Damascus, SANA- After 36 years, Dutch archaeologist and artist Theo de Feyter returned to the garden of the National Museum in Damascus to spread the fragrance of his love for Syria, its history and heritage through paintings in which he embodied its archaeological sites, influenced by its people’s ability to live and rise from the rubble.
The exhibition that decorated the wall of the museum entitled “Restoration of the Syrian Heritage through Theo Feyter’s eyesight,” included 15 works consisting of drawings and paintings about Syrian archaeological sites during his trip to the country from 2019 to 2021, like the Great Mosque in Aleppo, Krak des Chevaliers, the Mamluk Palace in the old city of Homs and the Temple of Bel in Palmyra.

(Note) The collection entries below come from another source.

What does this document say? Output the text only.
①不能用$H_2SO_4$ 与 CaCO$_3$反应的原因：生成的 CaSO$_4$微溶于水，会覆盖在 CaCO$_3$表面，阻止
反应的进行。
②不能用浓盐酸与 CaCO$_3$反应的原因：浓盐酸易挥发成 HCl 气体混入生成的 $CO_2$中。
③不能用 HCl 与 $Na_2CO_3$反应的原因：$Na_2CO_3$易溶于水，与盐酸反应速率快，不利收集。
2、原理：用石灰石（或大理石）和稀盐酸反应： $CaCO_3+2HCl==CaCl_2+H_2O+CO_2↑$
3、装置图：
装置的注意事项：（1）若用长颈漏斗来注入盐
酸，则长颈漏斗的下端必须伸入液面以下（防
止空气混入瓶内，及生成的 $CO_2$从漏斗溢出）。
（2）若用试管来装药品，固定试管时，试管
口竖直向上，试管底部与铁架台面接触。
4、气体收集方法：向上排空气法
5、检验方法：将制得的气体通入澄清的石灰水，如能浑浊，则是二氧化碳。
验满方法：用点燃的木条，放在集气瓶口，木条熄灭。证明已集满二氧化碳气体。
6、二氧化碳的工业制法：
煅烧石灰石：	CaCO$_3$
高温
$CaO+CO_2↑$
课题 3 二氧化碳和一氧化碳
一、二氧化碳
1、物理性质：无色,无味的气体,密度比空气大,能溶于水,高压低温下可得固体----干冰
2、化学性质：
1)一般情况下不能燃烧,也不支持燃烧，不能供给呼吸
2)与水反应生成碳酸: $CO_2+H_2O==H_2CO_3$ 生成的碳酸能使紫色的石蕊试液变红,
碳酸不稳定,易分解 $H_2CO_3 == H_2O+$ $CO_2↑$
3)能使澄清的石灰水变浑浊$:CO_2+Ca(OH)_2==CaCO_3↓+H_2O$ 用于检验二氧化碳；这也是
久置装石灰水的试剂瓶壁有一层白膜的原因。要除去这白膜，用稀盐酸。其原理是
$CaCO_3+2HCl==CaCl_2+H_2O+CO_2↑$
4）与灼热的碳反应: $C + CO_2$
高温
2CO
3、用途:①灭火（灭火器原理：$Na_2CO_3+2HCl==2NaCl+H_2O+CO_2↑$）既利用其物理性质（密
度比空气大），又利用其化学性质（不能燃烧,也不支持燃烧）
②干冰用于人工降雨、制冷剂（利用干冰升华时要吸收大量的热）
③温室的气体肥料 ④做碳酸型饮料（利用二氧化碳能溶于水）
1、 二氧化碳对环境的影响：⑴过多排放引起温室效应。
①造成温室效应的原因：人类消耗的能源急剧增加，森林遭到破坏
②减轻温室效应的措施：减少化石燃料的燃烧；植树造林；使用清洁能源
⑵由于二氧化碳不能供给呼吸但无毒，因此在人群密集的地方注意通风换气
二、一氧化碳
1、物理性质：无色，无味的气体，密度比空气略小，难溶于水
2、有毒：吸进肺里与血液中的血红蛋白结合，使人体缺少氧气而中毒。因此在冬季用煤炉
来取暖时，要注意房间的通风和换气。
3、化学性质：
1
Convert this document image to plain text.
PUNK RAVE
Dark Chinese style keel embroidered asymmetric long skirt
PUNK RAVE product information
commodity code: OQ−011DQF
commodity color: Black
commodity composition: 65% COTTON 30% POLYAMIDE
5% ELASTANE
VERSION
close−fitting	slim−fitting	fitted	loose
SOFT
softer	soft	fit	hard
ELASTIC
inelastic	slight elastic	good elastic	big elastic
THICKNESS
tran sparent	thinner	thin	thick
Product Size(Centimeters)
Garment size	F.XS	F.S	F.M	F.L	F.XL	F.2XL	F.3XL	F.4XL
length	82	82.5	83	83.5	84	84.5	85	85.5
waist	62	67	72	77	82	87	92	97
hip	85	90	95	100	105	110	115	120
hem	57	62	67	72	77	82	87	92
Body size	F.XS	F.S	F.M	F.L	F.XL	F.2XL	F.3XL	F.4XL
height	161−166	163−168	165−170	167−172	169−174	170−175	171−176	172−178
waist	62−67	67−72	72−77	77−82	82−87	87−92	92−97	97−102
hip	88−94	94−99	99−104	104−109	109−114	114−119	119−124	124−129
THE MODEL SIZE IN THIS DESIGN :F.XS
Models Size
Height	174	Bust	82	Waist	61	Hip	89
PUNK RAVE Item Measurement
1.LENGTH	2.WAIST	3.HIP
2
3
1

It also covered the great efforts of Syrian archaeologists to restore what has been destroyed during the war, documenting the tremendous progress that has been achieved in restoring Syria’s heritage, as well as new excavations by local and foreign teams.
Minister of Culture, Lubana Mushawah, told SANA in a statement that the Dutch archaeologist and artist, who loved Syria, has worked in the country since 1985 as an antiquities’ student, where he learned about the reality of its civilization and its people,
“When he returned to Syria in 2018, he was shocked at the destruction he saw in the sites he has known, so he decided to immortalize these scenes.
Mashawah considered that the exhibition is a historical document for the Syrians and the West that depicts to the world what Syria has suffered from terrorism.